Humanoid robots frequently lose stability and fall when operating on dynamic or deformable terrain due to perceptual degradation—including visual noise, sensor failures, and simulation-to-reality discrepancies. To address this, we propose a vision–blind collaborative control framework that dynamically switches between two control strategies based on online perception confidence estimation: forward-looking vision-based planning is activated when perception is reliable; otherwise, the system seamlessly transitions to a purely proprioceptive strategy. Our contributions are threefold: (1) the first perception-confidence-driven adaptive gating fusion mechanism; (2) the first robust composite control integrating vision- and proprioception-based policies on high-degree-of-freedom humanoid robots; and (3) dual-policy networks trained via reinforcement learning with domain randomization in simulation. Experiments in complex environments—featuring dynamic obstacles, deformable ground, and severe visual noise—demonstrate a 47% improvement in task success rate and an 82% reduction in falling incidents.

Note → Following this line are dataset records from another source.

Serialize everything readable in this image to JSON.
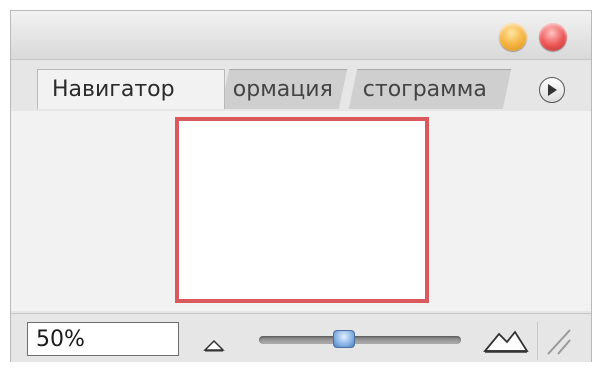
{
  "panel": {
    "window_controls": {
      "minimize_icon": "yellow-circle",
      "close_icon": "red-circle"
    },
    "tabs": [
      {
        "label": "Навигатор",
        "active": true
      },
      {
        "label": "ормация",
        "active": false
      },
      {
        "label": "стограмма",
        "active": false
      }
    ],
    "menu_icon": "play-triangle-circle",
    "zoom": {
      "value": "50%",
      "slider_level": 0.45
    },
    "colors": {
      "viewbox": "#d9595d",
      "slider_thumb": "#8cb6e6"
    }
  }
}
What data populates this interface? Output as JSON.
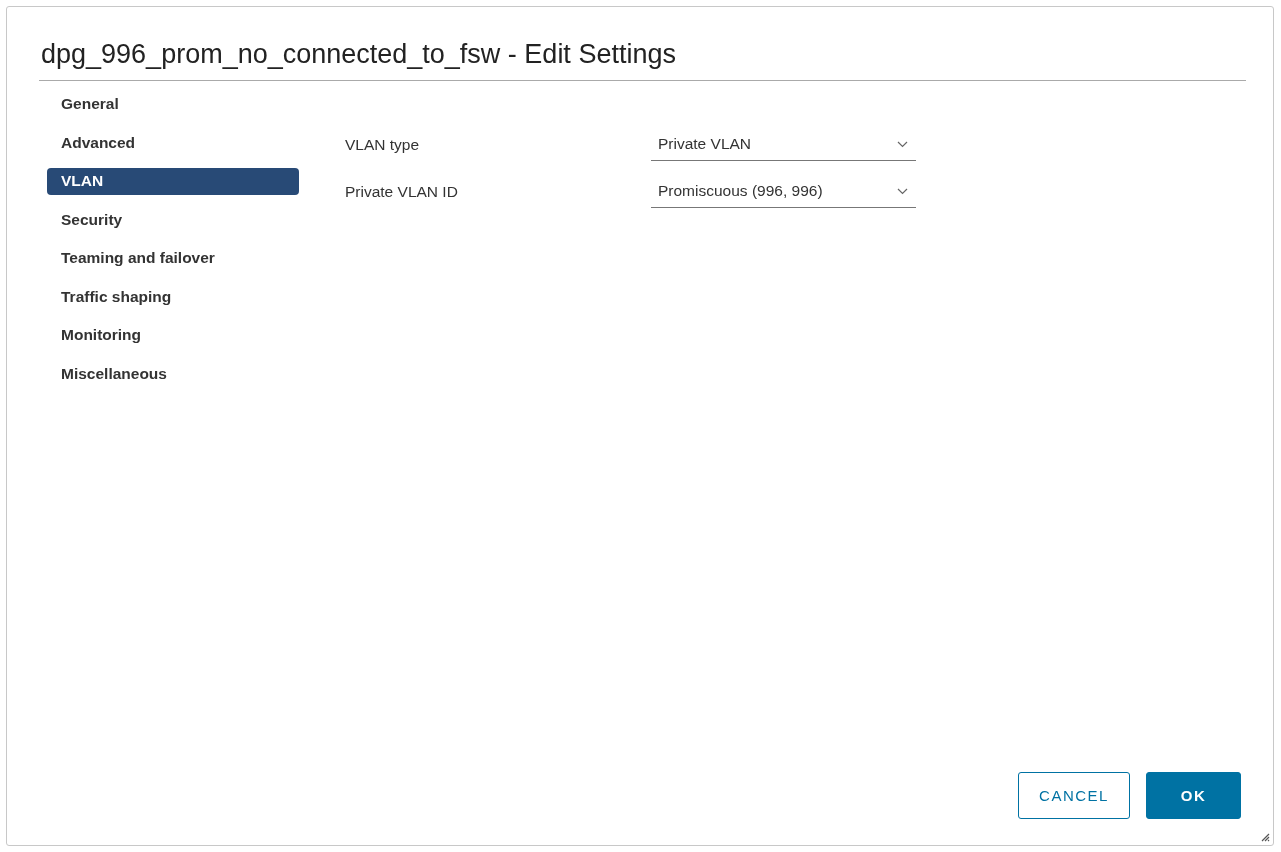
{
  "dialog": {
    "title": "dpg_996_prom_no_connected_to_fsw - Edit Settings"
  },
  "sidebar": {
    "items": [
      {
        "label": "General",
        "selected": false
      },
      {
        "label": "Advanced",
        "selected": false
      },
      {
        "label": "VLAN",
        "selected": true
      },
      {
        "label": "Security",
        "selected": false
      },
      {
        "label": "Teaming and failover",
        "selected": false
      },
      {
        "label": "Traffic shaping",
        "selected": false
      },
      {
        "label": "Monitoring",
        "selected": false
      },
      {
        "label": "Miscellaneous",
        "selected": false
      }
    ]
  },
  "fields": [
    {
      "label": "VLAN type",
      "value": "Private VLAN"
    },
    {
      "label": "Private VLAN ID",
      "value": "Promiscuous (996, 996)"
    }
  ],
  "buttons": [
    {
      "label": "CANCEL",
      "kind": "secondary"
    },
    {
      "label": "OK",
      "kind": "primary"
    }
  ]
}
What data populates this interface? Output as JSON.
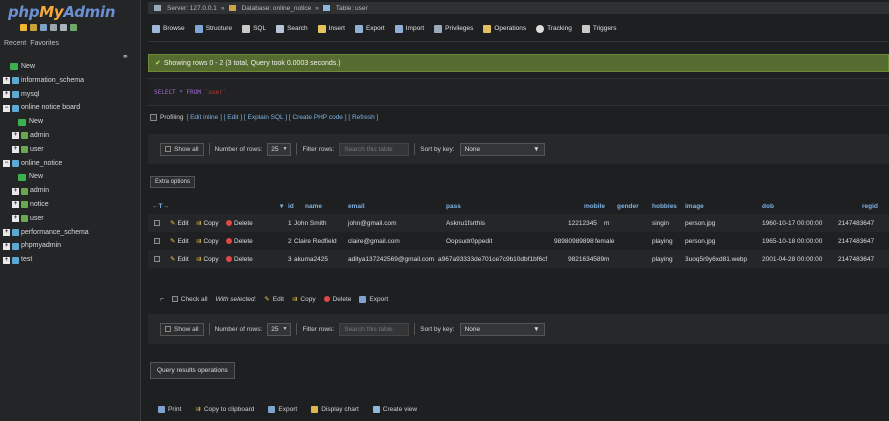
{
  "sidebar": {
    "logo": {
      "php": "php",
      "my": "My",
      "admin": "Admin"
    },
    "tabs": [
      "Recent",
      "Favorites"
    ],
    "collapse_icon": "chain-link-icon",
    "tree": [
      {
        "label": "New",
        "type": "new",
        "level": 0
      },
      {
        "label": "information_schema",
        "type": "db",
        "level": 0
      },
      {
        "label": "mysql",
        "type": "db",
        "level": 0
      },
      {
        "label": "online notice board",
        "type": "db",
        "level": 0
      },
      {
        "label": "New",
        "type": "new",
        "level": 1
      },
      {
        "label": "admin",
        "type": "table",
        "level": 1
      },
      {
        "label": "user",
        "type": "table",
        "level": 1
      },
      {
        "label": "online_notice",
        "type": "db",
        "level": 0
      },
      {
        "label": "New",
        "type": "new",
        "level": 1
      },
      {
        "label": "admin",
        "type": "table",
        "level": 1
      },
      {
        "label": "notice",
        "type": "table",
        "level": 1
      },
      {
        "label": "user",
        "type": "table",
        "level": 1
      },
      {
        "label": "performance_schema",
        "type": "db",
        "level": 0
      },
      {
        "label": "phpmyadmin",
        "type": "db",
        "level": 0
      },
      {
        "label": "test",
        "type": "db",
        "level": 0
      }
    ]
  },
  "breadcrumb": {
    "server": "Server: 127.0.0.1",
    "database": "Database: online_notice",
    "table": "Table: user"
  },
  "menu": [
    "Browse",
    "Structure",
    "SQL",
    "Search",
    "Insert",
    "Export",
    "Import",
    "Privileges",
    "Operations",
    "Tracking",
    "Triggers"
  ],
  "message": "Showing rows 0 - 2 (3 total, Query took 0.0003 seconds.)",
  "sql": {
    "keyword": "SELECT * FROM",
    "table": "`user`"
  },
  "profiling": {
    "label": "Profiling",
    "links": "[ Edit inline ] [ Edit ] [ Explain SQL ] [ Create PHP code ] [ Refresh ]"
  },
  "nav": {
    "show_all": "Show all",
    "rows_label": "Number of rows:",
    "rows_value": "25",
    "filter_label": "Filter rows:",
    "filter_placeholder": "Search this table",
    "sort_label": "Sort by key:",
    "sort_value": "None"
  },
  "extra_options": "Extra options",
  "table": {
    "headers": [
      "id",
      "name",
      "email",
      "pass",
      "mobile",
      "gender",
      "hobbies",
      "image",
      "dob",
      "regid"
    ],
    "actions": {
      "edit": "Edit",
      "copy": "Copy",
      "delete": "Delete"
    },
    "rows": [
      {
        "id": "1",
        "name": "John Smith",
        "email": "john@gmail.com",
        "pass": "Asknu1fsrthis",
        "mobile": "12212345",
        "gender": "m",
        "hobbies": "singin",
        "image": "person.jpg",
        "dob": "1960-10-17 00:00:00",
        "regid": "2147483647"
      },
      {
        "id": "2",
        "name": "Claire Redfield",
        "email": "claire@gmail.com",
        "pass": "Oopsudr0ppedit",
        "mobile": "98980989898",
        "gender": "female",
        "hobbies": "playing",
        "image": "person.jpg",
        "dob": "1965-10-18 00:00:00",
        "regid": "2147483647"
      },
      {
        "id": "3",
        "name": "akuma2425",
        "email": "aditya137242569@gmail.com",
        "pass": "a967a93333de701ce7c9b10dbf1bf6cf",
        "mobile": "9821634589",
        "gender": "m",
        "hobbies": "playing",
        "image": "3uoq5r9y6xd81.webp",
        "dob": "2001-04-28 00:00:00",
        "regid": "2147483647"
      }
    ]
  },
  "bulk": {
    "check_all": "Check all",
    "with_selected": "With selected:",
    "edit": "Edit",
    "copy": "Copy",
    "delete": "Delete",
    "export": "Export"
  },
  "query_results": "Query results operations",
  "bottom": {
    "print": "Print",
    "copy_clipboard": "Copy to clipboard",
    "export": "Export",
    "display_chart": "Display chart",
    "create_view": "Create view"
  }
}
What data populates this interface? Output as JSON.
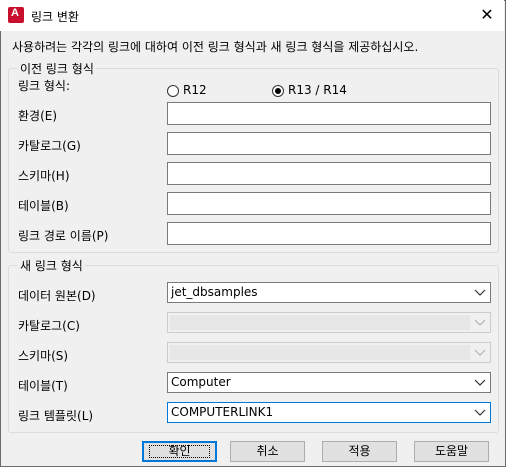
{
  "window": {
    "title": "링크 변환",
    "close_glyph": "✕"
  },
  "description": "사용하려는 각각의 링크에 대하여 이전 링크 형식과 새 링크 형식을 제공하십시오.",
  "old_format": {
    "group_label": "이전 링크 형식",
    "link_type_label": "링크 형식:",
    "radio_r12": "R12",
    "radio_r13": "R13 / R14",
    "selected": "R13 / R14",
    "env_label": "환경(E)",
    "catalog_label": "카탈로그(G)",
    "schema_label": "스키마(H)",
    "table_label": "테이블(B)",
    "path_label": "링크 경로 이름(P)",
    "env_value": "",
    "catalog_value": "",
    "schema_value": "",
    "table_value": "",
    "path_value": ""
  },
  "new_format": {
    "group_label": "새 링크 형식",
    "source_label": "데이터 원본(D)",
    "source_value": "jet_dbsamples",
    "catalog_label": "카탈로그(C)",
    "catalog_value": "",
    "schema_label": "스키마(S)",
    "schema_value": "",
    "table_label": "테이블(T)",
    "table_value": "Computer",
    "template_label": "링크 템플릿(L)",
    "template_value": "COMPUTERLINK1"
  },
  "buttons": {
    "ok": "확인",
    "cancel": "취소",
    "apply": "적용",
    "help": "도움말"
  },
  "colors": {
    "accent": "#0078d7",
    "app_icon": "#c8102e"
  }
}
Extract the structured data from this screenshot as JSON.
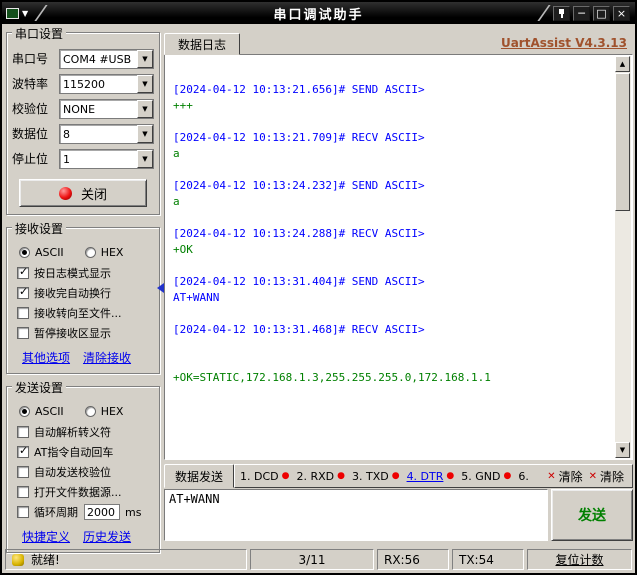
{
  "window": {
    "title": "串口调试助手"
  },
  "titlebar": {
    "min": "─",
    "max": "□",
    "close": "×"
  },
  "icons": {
    "check": "✓",
    "dropdown": "▼",
    "scroll_up": "▲",
    "scroll_down": "▼",
    "dot": "●",
    "clear": "✕"
  },
  "colors": {
    "log_header": "#0000ff",
    "recv_data": "#008000",
    "send_data": "#0000ff",
    "version_link": "#a0522d",
    "link": "#0000ee",
    "pin_on": "#ee0000",
    "send_button_text": "#008000"
  },
  "sidebar": {
    "serial": {
      "title": "串口设置",
      "fields": [
        {
          "label": "串口号",
          "value": "COM4 #USB"
        },
        {
          "label": "波特率",
          "value": "115200"
        },
        {
          "label": "校验位",
          "value": "NONE"
        },
        {
          "label": "数据位",
          "value": "8"
        },
        {
          "label": "停止位",
          "value": "1"
        }
      ],
      "close_button": "关闭"
    },
    "recv": {
      "title": "接收设置",
      "ascii": {
        "label": "ASCII",
        "selected": true
      },
      "hex": {
        "label": "HEX",
        "selected": false
      },
      "checkboxes": [
        {
          "label": "按日志模式显示",
          "checked": true
        },
        {
          "label": "接收完自动换行",
          "checked": true
        },
        {
          "label": "接收转向至文件...",
          "checked": false
        },
        {
          "label": "暂停接收区显示",
          "checked": false
        }
      ],
      "link1": "其他选项",
      "link2": "清除接收"
    },
    "send": {
      "title": "发送设置",
      "ascii": {
        "label": "ASCII",
        "selected": true
      },
      "hex": {
        "label": "HEX",
        "selected": false
      },
      "checkboxes": [
        {
          "label": "自动解析转义符",
          "checked": false
        },
        {
          "label": "AT指令自动回车",
          "checked": true
        },
        {
          "label": "自动发送校验位",
          "checked": false
        },
        {
          "label": "打开文件数据源...",
          "checked": false
        },
        {
          "label": "循环周期",
          "checked": false
        }
      ],
      "period_value": "2000",
      "period_unit": "ms",
      "link1": "快捷定义",
      "link2": "历史发送"
    }
  },
  "main": {
    "tab": "数据日志",
    "version": "UartAssist V4.3.13",
    "log": [
      {
        "header": "[2024-04-12 10:13:21.656]# SEND ASCII>",
        "data": "+++",
        "data_color": "#008000"
      },
      {
        "header": "[2024-04-12 10:13:21.709]# RECV ASCII>",
        "data": "a",
        "data_color": "#008000"
      },
      {
        "header": "[2024-04-12 10:13:24.232]# SEND ASCII>",
        "data": "a",
        "data_color": "#008000"
      },
      {
        "header": "[2024-04-12 10:13:24.288]# RECV ASCII>",
        "data": "+OK",
        "data_color": "#008000"
      },
      {
        "header": "[2024-04-12 10:13:31.404]# SEND ASCII>",
        "data": "AT+WANN",
        "data_color": "#0000ff"
      },
      {
        "header": "[2024-04-12 10:13:31.468]# RECV ASCII>",
        "data": "+OK=STATIC,172.168.1.3,255.255.255.0,172.168.1.1",
        "data_color": "#008000"
      }
    ]
  },
  "send_panel": {
    "tab": "数据发送",
    "pins": [
      {
        "label": "1. DCD",
        "dot_color": "#ee0000"
      },
      {
        "label": "2. RXD",
        "dot_color": "#ee0000"
      },
      {
        "label": "3. TXD",
        "dot_color": "#ee0000"
      },
      {
        "label": "4. DTR",
        "dot_color": "#ee0000"
      },
      {
        "label": "5. GND",
        "dot_color": "#ee0000"
      },
      {
        "label": "6."
      }
    ],
    "clear1": "清除",
    "clear2": "清除",
    "input_value": "AT+WANN",
    "send_button": "发送"
  },
  "statusbar": {
    "ready": "就绪!",
    "counter": "3/11",
    "rx": "RX:56",
    "tx": "TX:54",
    "reset": "复位计数"
  }
}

The performance of legged locomotion is closely tied to the accuracy and comprehensiveness of state observations. Blind policies, which rely solely on proprioception, are considered highly robust due to the reliability of proprioceptive observations. However, these policies significantly limit locomotion speed and often require collisions with the terrain to adapt. In contrast, Vision policies allows the robot to plan motions in advance and respond proactively to unstructured terrains with an online perception module. However, perception is often compromised by noisy real-world environments, potential sensor failures, and the limitations of current simulations in presenting dynamic or deformable terrains. Humanoid robots, with high degrees of freedom and inherently unstable morphology, are particularly susceptible to misguidance from deficient perception, which can result in falls or termination on challenging dynamic terrains. To leverage the advantages of both vision and blind policies, we propose VB-Com, a composite framework that enables humanoid robots to determine when to rely on the vision policy and when to switch to the blind policy under perceptual deficiency. We demonstrate that VB-Com effectively enables humanoid robots to traverse challenging terrains and obstacles despite perception deficiencies caused by dynamic terrains or perceptual noise.